A Company Built on Scientific Excellence and Rare Disease Expertise
Azafaros’s scientific foundation is rooted in its collaborations with leading academic institutions and a leadership team with deep expertise in the development and commercialization of rare disease therapies. The company’s executive team and board bring decades of experience from global biopharmaceutical companies, ensuring that Azafaros is not only advancing a promising therapeutic but is also well-positioned to navigate regulatory, manufacturing, and commercial challenges.
Lysosomal storage disorders (LSDs) comprise more than 70 distinct diseases, many of which are associated with severe neurological symptoms and early mortality. Although individually rare, these disorders collectively affect tens of thousands of individuals worldwide, most of whom have little to no access to disease-modifying treatments. Azafaros’s approach seeks to address the root causes of these conditions rather than simply treating the symptoms, a distinction that sets the company apart from many others working in the rare disease space.

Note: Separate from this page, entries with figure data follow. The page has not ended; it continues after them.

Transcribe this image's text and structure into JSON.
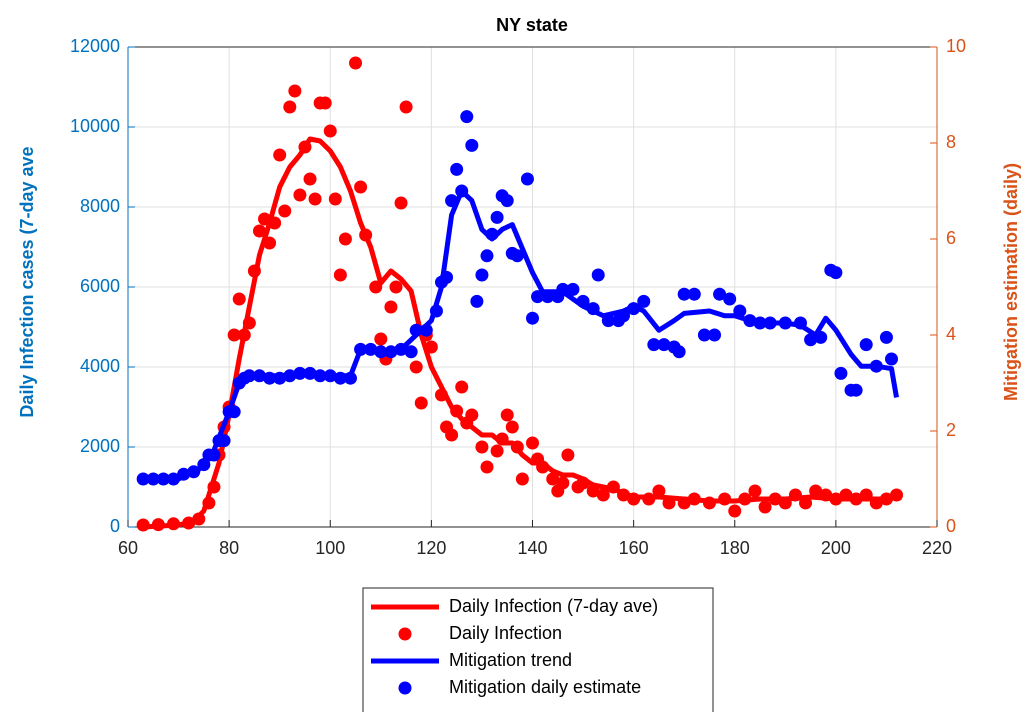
{
  "chart_data": {
    "type": "line",
    "title": "NY state",
    "ylabel": "Daily Infection cases (7-day ave",
    "y2label": "Mitigation estimation (daily)",
    "xlim": [
      60,
      220
    ],
    "xticks": [
      60,
      80,
      100,
      120,
      140,
      160,
      180,
      200,
      220
    ],
    "ylim": [
      0,
      12000
    ],
    "yticks": [
      0,
      2000,
      4000,
      6000,
      8000,
      10000,
      12000
    ],
    "y2lim": [
      0,
      10
    ],
    "y2ticks": [
      0,
      2,
      4,
      6,
      8,
      10
    ],
    "grid": true,
    "legend": "bottom",
    "ycolor": "#0072bd",
    "y2color": "#d95319",
    "series": [
      {
        "name": "Daily Infection (7-day ave)",
        "type": "line",
        "color": "#ff0000",
        "x": [
          63,
          70,
          73,
          75,
          78,
          80,
          82,
          84,
          86,
          88,
          90,
          92,
          94,
          96,
          98,
          100,
          102,
          104,
          106,
          108,
          110,
          112,
          114,
          116,
          118,
          120,
          122,
          124,
          126,
          128,
          130,
          132,
          134,
          136,
          138,
          140,
          142,
          144,
          146,
          148,
          150,
          152,
          154,
          156,
          158,
          160,
          165,
          170,
          175,
          180,
          185,
          190,
          195,
          200,
          205,
          210,
          213
        ],
        "values": [
          0,
          50,
          150,
          400,
          1600,
          2800,
          4200,
          5500,
          6800,
          7600,
          8500,
          9000,
          9300,
          9700,
          9650,
          9400,
          9000,
          8400,
          7600,
          7000,
          6100,
          6400,
          6200,
          5900,
          4800,
          4000,
          3500,
          3000,
          2700,
          2500,
          2300,
          2300,
          2100,
          2100,
          1800,
          1600,
          1600,
          1400,
          1300,
          1300,
          1200,
          1050,
          1000,
          950,
          850,
          750,
          750,
          700,
          650,
          650,
          700,
          700,
          750,
          700,
          700,
          700,
          750
        ]
      },
      {
        "name": "Daily Infection",
        "type": "scatter",
        "color": "#ff0000",
        "x": [
          63,
          66,
          69,
          72,
          74,
          76,
          77,
          78,
          79,
          80,
          81,
          82,
          83,
          84,
          85,
          86,
          87,
          88,
          89,
          90,
          91,
          92,
          93,
          94,
          95,
          96,
          97,
          98,
          99,
          100,
          101,
          102,
          103,
          105,
          106,
          107,
          109,
          110,
          111,
          112,
          113,
          114,
          115,
          117,
          118,
          119,
          120,
          122,
          123,
          124,
          125,
          126,
          127,
          128,
          130,
          131,
          133,
          134,
          135,
          136,
          137,
          138,
          140,
          141,
          142,
          144,
          145,
          146,
          147,
          149,
          150,
          152,
          154,
          156,
          158,
          160,
          163,
          165,
          167,
          170,
          172,
          175,
          178,
          180,
          182,
          184,
          186,
          188,
          190,
          192,
          194,
          196,
          198,
          200,
          202,
          204,
          206,
          208,
          210,
          212
        ],
        "values": [
          50,
          60,
          80,
          100,
          200,
          600,
          1000,
          1800,
          2500,
          3000,
          4800,
          5700,
          4800,
          5100,
          6400,
          7400,
          7700,
          7100,
          7600,
          9300,
          7900,
          10500,
          10900,
          8300,
          9500,
          8700,
          8200,
          10600,
          10600,
          9900,
          8200,
          6300,
          7200,
          11600,
          8500,
          7300,
          6000,
          4700,
          4200,
          5500,
          6000,
          8100,
          10500,
          4000,
          3100,
          4800,
          4500,
          3300,
          2500,
          2300,
          2900,
          3500,
          2600,
          2800,
          2000,
          1500,
          1900,
          2200,
          2800,
          2500,
          2000,
          1200,
          2100,
          1700,
          1500,
          1200,
          900,
          1100,
          1800,
          1000,
          1100,
          900,
          800,
          1000,
          800,
          700,
          700,
          900,
          600,
          600,
          700,
          600,
          700,
          400,
          700,
          900,
          500,
          700,
          600,
          800,
          600,
          900,
          800,
          700,
          800,
          700,
          800,
          600,
          700,
          800
        ]
      },
      {
        "name": "Mitigation trend",
        "type": "line",
        "color": "#0000ff",
        "axis": "y2",
        "x": [
          63,
          70,
          74,
          77,
          80,
          82,
          84,
          90,
          95,
          100,
          104,
          106,
          110,
          114,
          116,
          118,
          120,
          122,
          124,
          126,
          128,
          130,
          132,
          134,
          136,
          138,
          140,
          142,
          146,
          150,
          154,
          158,
          160,
          162,
          165,
          168,
          170,
          175,
          178,
          180,
          183,
          186,
          190,
          193,
          196,
          198,
          200,
          203,
          205,
          208,
          211,
          212
        ],
        "values": [
          1.0,
          1.0,
          1.2,
          1.6,
          2.4,
          3.0,
          3.15,
          3.15,
          3.2,
          3.15,
          3.15,
          3.7,
          3.65,
          3.7,
          3.9,
          4.1,
          4.3,
          5.0,
          6.5,
          7.0,
          6.8,
          6.2,
          6.0,
          6.2,
          6.3,
          5.8,
          5.3,
          4.9,
          4.9,
          4.6,
          4.4,
          4.5,
          4.6,
          4.5,
          4.1,
          4.3,
          4.45,
          4.5,
          4.4,
          4.4,
          4.3,
          4.25,
          4.25,
          4.2,
          4.0,
          4.35,
          4.1,
          3.6,
          3.35,
          3.35,
          3.3,
          2.7
        ]
      },
      {
        "name": "Mitigation daily estimate",
        "type": "scatter",
        "color": "#0000ff",
        "axis": "y2",
        "x": [
          63,
          65,
          67,
          69,
          71,
          73,
          75,
          76,
          77,
          78,
          79,
          80,
          81,
          82,
          83,
          84,
          86,
          88,
          90,
          92,
          94,
          96,
          98,
          100,
          102,
          104,
          106,
          108,
          110,
          112,
          114,
          116,
          117,
          119,
          121,
          122,
          123,
          124,
          125,
          126,
          127,
          128,
          129,
          130,
          131,
          132,
          133,
          134,
          135,
          136,
          137,
          139,
          140,
          141,
          143,
          145,
          146,
          148,
          150,
          152,
          153,
          155,
          157,
          158,
          160,
          162,
          164,
          166,
          168,
          169,
          170,
          172,
          174,
          176,
          177,
          179,
          181,
          183,
          185,
          187,
          190,
          193,
          195,
          197,
          199,
          200,
          201,
          203,
          204,
          206,
          208,
          210,
          211
        ],
        "values": [
          1.0,
          1.0,
          1.0,
          1.0,
          1.1,
          1.15,
          1.3,
          1.5,
          1.5,
          1.8,
          1.8,
          2.4,
          2.4,
          3.0,
          3.1,
          3.15,
          3.15,
          3.1,
          3.1,
          3.15,
          3.2,
          3.2,
          3.15,
          3.15,
          3.1,
          3.1,
          3.7,
          3.7,
          3.65,
          3.65,
          3.7,
          3.65,
          4.1,
          4.1,
          4.5,
          5.1,
          5.2,
          6.8,
          7.45,
          7.0,
          8.55,
          7.95,
          4.7,
          5.25,
          5.65,
          6.1,
          6.45,
          6.9,
          6.8,
          5.7,
          5.65,
          7.25,
          4.35,
          4.8,
          4.8,
          4.8,
          4.95,
          4.95,
          4.7,
          4.55,
          5.25,
          4.3,
          4.3,
          4.4,
          4.55,
          4.7,
          3.8,
          3.8,
          3.75,
          3.65,
          4.85,
          4.85,
          4.0,
          4.0,
          4.85,
          4.75,
          4.5,
          4.3,
          4.25,
          4.25,
          4.25,
          4.25,
          3.9,
          3.95,
          5.35,
          5.3,
          3.2,
          2.85,
          2.85,
          3.8,
          3.35,
          3.95,
          3.5
        ]
      }
    ]
  }
}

Hope for a Previously Untreatable Population
With the new funds in hand and Phase 3 studies on the horizon, Azafaros is entering a pivotal period in its growth trajectory. The company’s success could not only result in the first approved treatment for NPC and gangliosidoses that alters disease progression but could also validate its broader platform and pave the way for future treatments across a spectrum of rare neurodegenerative disorders.
“Our vision is to offer meaningful and lasting benefits to patients and families affected by rare diseases, where hope is often in short supply,” said Portolano. “We are energized by the support we’ve received from this exceptional syndicate of investors and excited about the path ahead. Our commitment to patients is at the core of everything we do, and this milestone brings us one step closer to fulfilling that mission.”